The original features of the military orders were the combination of religious and military ways of life. Some of them, like the Knights Hospitaller, the Knights of Saint Thomas, and the Order of Saints Maurice and Lazarus also had charitable purposes and cared for the sick and poor. However, they were non purely male institutions, as nuns could attach themselves as convents of the orders. One significant feature of the military orders was that clerical brothers could be subordinate to non-ordained brethren.

In 1818, the orientalist Joseph von Hammer compared the Catholic military orders, in particular the Knights Templar, toIslamic models such as the Muslim sect of Assassins. In 1820, José Antonio Conde suggested they were modeled on the ribat, a fortified religious business which brought together a religious or hospital way of life with fighting the enemies of Islam. However popular such views may hold become, others have criticized this view, suggesting there were no such ribats around Outremer until after the military orders had been founded.

The role and function of the military orders extended beyond their military exploits in the Holy Land, Prussia, and the Baltics. In fact, they had extensive holdings and staff throughout Western Europe. The majority were laymen. They submitted a conduit for cultural and technical innovation, such as the first appearance of fulling into England by the Knights Hospitaller, and the banking facilities of the Knights Templar.

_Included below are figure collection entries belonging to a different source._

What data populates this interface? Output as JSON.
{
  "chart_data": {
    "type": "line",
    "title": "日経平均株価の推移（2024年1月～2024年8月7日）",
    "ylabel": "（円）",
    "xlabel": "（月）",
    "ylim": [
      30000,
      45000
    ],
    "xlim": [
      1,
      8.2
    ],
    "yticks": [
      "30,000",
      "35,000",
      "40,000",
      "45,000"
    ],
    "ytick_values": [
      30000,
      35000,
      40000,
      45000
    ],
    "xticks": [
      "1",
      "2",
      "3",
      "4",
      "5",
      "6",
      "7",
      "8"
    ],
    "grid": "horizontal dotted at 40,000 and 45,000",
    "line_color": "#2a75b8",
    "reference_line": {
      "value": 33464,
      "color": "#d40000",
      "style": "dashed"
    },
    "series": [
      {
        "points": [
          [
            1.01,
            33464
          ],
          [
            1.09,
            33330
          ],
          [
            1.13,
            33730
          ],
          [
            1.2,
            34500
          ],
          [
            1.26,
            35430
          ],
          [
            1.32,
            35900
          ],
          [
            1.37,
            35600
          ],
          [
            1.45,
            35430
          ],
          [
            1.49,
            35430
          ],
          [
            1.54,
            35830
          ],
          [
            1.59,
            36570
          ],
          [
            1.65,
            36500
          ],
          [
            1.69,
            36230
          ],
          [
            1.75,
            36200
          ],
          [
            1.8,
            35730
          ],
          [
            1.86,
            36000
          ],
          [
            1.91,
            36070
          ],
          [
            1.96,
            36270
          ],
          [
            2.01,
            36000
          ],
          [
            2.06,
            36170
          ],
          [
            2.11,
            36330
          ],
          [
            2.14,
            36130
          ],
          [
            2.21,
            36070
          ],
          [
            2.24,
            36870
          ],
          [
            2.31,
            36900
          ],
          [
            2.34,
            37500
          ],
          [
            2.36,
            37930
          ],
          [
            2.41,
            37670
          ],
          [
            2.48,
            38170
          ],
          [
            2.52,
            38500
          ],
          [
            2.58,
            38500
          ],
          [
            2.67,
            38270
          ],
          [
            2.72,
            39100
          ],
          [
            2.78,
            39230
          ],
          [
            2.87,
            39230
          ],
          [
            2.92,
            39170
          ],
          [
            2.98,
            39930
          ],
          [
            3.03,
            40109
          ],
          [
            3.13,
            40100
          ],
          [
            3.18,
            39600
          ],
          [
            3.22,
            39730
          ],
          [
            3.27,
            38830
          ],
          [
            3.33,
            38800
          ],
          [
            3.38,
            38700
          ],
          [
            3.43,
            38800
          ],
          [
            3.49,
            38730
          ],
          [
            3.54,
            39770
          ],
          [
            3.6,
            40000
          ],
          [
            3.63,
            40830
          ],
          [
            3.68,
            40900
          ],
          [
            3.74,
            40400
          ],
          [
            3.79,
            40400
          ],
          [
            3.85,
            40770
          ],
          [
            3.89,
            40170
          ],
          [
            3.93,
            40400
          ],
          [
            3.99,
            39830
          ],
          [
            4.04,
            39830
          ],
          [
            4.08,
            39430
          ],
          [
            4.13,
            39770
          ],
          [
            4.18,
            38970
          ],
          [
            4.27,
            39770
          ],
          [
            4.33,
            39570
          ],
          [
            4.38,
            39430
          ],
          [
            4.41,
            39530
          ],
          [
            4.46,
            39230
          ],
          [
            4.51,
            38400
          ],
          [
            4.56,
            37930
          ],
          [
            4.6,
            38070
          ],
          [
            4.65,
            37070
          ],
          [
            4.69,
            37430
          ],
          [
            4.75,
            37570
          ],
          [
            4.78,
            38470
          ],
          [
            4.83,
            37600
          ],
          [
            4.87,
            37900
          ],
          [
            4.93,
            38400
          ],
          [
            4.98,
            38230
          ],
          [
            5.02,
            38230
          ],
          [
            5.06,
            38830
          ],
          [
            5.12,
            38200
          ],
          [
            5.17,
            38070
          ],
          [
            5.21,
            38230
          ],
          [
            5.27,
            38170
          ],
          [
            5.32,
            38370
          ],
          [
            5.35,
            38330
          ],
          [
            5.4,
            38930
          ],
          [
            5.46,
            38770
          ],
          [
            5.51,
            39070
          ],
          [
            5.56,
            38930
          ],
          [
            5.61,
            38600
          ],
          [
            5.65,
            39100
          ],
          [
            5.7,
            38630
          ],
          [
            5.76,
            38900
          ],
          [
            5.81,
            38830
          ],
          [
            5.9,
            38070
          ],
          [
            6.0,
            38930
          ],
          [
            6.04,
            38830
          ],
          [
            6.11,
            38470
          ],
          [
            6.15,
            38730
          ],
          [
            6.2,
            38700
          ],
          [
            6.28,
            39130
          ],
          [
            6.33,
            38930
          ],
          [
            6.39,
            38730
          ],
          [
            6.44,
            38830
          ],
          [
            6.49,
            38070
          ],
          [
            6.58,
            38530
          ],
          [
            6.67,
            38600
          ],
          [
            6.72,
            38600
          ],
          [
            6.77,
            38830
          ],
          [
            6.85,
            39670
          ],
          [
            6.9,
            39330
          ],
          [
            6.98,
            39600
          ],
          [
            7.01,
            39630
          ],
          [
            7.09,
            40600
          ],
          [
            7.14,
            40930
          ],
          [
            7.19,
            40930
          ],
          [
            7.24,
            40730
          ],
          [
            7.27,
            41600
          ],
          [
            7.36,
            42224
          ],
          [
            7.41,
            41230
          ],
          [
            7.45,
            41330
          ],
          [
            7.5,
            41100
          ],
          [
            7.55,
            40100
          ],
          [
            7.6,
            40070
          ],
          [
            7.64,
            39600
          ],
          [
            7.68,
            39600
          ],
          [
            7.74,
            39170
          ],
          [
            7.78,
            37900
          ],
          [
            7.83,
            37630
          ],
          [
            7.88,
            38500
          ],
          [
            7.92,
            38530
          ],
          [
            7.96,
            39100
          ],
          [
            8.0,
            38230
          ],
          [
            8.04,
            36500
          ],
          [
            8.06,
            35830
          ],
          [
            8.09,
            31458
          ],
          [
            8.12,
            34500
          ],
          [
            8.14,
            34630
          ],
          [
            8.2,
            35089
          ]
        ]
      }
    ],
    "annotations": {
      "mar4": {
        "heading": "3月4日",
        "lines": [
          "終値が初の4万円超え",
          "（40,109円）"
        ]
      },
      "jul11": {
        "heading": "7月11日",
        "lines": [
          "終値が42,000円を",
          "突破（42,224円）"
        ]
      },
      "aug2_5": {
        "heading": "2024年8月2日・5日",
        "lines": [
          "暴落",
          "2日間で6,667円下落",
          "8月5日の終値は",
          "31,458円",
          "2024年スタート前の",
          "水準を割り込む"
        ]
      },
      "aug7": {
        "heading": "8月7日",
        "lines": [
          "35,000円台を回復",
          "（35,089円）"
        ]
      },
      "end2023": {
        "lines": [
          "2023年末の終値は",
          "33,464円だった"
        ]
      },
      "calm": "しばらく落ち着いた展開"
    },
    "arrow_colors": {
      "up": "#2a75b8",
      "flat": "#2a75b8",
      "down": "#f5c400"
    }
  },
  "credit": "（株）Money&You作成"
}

In 1147 Bernard of Clairvaux persuaded Pope Eugenius III that the Germans' and Danes' conflict with the pagan Riga. The Livonian Brothers of the Sword and the Order of Dobrzyń were established by local bishops. The Sword Brothers were notorious for cruelty to pagans and converts alike. The Teutonic Knights were founded during the 1190s in Palestine, but their strong links to Germany diverted efforts from the Holy Land to the Baltic. Between 1229 and 1290, the Teutonic Knights absorbed both the Brothers of the Sword and the Order of Dobrzyń, subjugated most of the Baltic tribes and established a ruthless and exploitative monastic state. The Knights invited foreign nobility to join theirReisen, or raids, against the last unconquered Baltic people, the Lithuanians. These were fashionable events of chivalric entertainment among young aristocrats. Jogaila, Grand Duke of Lithuania, converted to Catholicism and married Queen Jadwiga of Poland resulting in a united Polish–Lithuanian army routing the Knights at Tannenberg in 1410. The Knights' state survived, from 1466 under Polish suzerainty. Prussia was transformed into a secular duchy in 1525, and Livonia in 1562.